I own a Loricraft PRC4 that is extremely effective and easy to use. It’s not completely idiot-proof and it helps to be shown how to use it, but there are videos online by Mark Baker at Origin Live to show you how. I’ve done thousands of cleans and my son uses it as well. Records will be completely free of dirt and static and bone dry immediately after cleaning. The machine is relatively quiet, a gentle hum, so won’t disturb anyone.

The new Degritter https://degritter.com was crowdfunded. It is sold by my main dealer, who is very selective on what they sell, so I take that as a high compliment. I think it’s the first such machine they have sold in over 50 years of business. It’d meant to be very quiet and idiot-proof. It is slightly more expensive than the Loricraft, but takes up less space and is fully enclosed, so there is no risk of spillage and you can safely leave in your listening room.

The key feature to the Loricraft is the extremely powerful vacuum used to suck off the cleaning liquid.

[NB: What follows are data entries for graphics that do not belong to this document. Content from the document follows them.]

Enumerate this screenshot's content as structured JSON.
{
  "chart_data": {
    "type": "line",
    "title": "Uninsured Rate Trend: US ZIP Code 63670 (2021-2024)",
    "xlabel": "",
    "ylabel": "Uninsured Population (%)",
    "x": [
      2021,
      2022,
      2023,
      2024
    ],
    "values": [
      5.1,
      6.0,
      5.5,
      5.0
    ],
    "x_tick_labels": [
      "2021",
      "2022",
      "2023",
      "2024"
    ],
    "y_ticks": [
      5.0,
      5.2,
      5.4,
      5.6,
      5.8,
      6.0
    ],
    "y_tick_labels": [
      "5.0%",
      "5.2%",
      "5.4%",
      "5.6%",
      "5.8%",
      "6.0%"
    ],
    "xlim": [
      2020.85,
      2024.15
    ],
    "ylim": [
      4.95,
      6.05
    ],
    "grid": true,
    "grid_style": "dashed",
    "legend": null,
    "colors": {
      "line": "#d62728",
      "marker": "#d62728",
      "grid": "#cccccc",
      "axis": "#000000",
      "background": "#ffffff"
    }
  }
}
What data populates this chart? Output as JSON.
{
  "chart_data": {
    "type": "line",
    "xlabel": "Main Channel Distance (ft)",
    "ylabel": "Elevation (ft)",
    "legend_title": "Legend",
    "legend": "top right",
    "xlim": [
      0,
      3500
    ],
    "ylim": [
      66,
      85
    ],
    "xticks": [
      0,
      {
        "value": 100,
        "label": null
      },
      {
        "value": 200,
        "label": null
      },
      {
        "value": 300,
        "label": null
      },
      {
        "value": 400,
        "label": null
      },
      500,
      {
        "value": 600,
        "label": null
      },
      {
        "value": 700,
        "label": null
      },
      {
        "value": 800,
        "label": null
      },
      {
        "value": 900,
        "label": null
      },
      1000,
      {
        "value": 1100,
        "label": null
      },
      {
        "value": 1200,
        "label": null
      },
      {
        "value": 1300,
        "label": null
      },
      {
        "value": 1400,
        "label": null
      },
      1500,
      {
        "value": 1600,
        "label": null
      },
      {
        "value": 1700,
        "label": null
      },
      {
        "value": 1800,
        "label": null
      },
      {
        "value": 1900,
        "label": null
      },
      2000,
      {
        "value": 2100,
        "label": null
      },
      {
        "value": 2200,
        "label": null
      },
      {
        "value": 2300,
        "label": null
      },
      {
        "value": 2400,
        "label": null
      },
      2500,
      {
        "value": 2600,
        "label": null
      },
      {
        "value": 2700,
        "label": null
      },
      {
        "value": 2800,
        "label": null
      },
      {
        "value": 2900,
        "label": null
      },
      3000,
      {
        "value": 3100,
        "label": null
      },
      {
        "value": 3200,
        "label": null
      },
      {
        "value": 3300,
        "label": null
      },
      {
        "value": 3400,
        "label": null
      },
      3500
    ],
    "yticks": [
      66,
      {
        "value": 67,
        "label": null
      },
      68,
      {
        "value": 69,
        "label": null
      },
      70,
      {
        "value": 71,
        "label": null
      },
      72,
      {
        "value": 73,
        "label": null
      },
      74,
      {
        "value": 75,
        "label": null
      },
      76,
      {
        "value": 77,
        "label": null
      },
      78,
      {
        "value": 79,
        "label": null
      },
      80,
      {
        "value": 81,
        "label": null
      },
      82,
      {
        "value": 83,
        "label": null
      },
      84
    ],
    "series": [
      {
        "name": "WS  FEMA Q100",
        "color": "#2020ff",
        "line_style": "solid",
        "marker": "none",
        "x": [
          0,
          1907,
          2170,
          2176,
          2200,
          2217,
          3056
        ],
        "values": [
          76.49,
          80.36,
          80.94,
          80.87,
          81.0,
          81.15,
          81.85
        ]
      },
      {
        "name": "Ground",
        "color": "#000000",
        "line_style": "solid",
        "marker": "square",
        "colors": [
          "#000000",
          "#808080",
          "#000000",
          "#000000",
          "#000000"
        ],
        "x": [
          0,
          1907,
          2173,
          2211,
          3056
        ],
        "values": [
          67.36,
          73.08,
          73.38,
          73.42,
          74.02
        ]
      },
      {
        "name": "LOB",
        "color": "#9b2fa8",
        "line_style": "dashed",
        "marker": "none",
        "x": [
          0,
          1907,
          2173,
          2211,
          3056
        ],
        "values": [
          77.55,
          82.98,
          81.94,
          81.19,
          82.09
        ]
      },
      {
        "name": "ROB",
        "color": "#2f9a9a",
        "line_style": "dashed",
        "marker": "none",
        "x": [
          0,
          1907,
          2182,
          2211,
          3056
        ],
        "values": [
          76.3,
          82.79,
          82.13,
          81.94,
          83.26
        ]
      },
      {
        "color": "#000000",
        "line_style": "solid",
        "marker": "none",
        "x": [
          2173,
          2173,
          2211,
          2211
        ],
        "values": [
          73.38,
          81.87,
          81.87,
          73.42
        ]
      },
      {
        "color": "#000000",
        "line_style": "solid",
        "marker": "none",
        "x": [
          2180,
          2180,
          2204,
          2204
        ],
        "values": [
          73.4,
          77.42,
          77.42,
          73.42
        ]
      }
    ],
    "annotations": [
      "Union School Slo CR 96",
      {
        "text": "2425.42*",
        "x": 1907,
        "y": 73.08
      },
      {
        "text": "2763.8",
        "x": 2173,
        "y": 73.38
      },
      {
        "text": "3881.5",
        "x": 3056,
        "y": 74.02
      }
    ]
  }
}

It uses a thread passing through the sucker to maintain enough distance, perhaps 0.5mm, to avoid it sticking to the record. It therefore provides much more suction than a unit with a wand or arm over the whole record.

The DeGritter filters the cleaning fluid as it operates, whereas I understand that standard industrial ultrasonic baths don’t and are best kept somewhere where spillage is not an issue.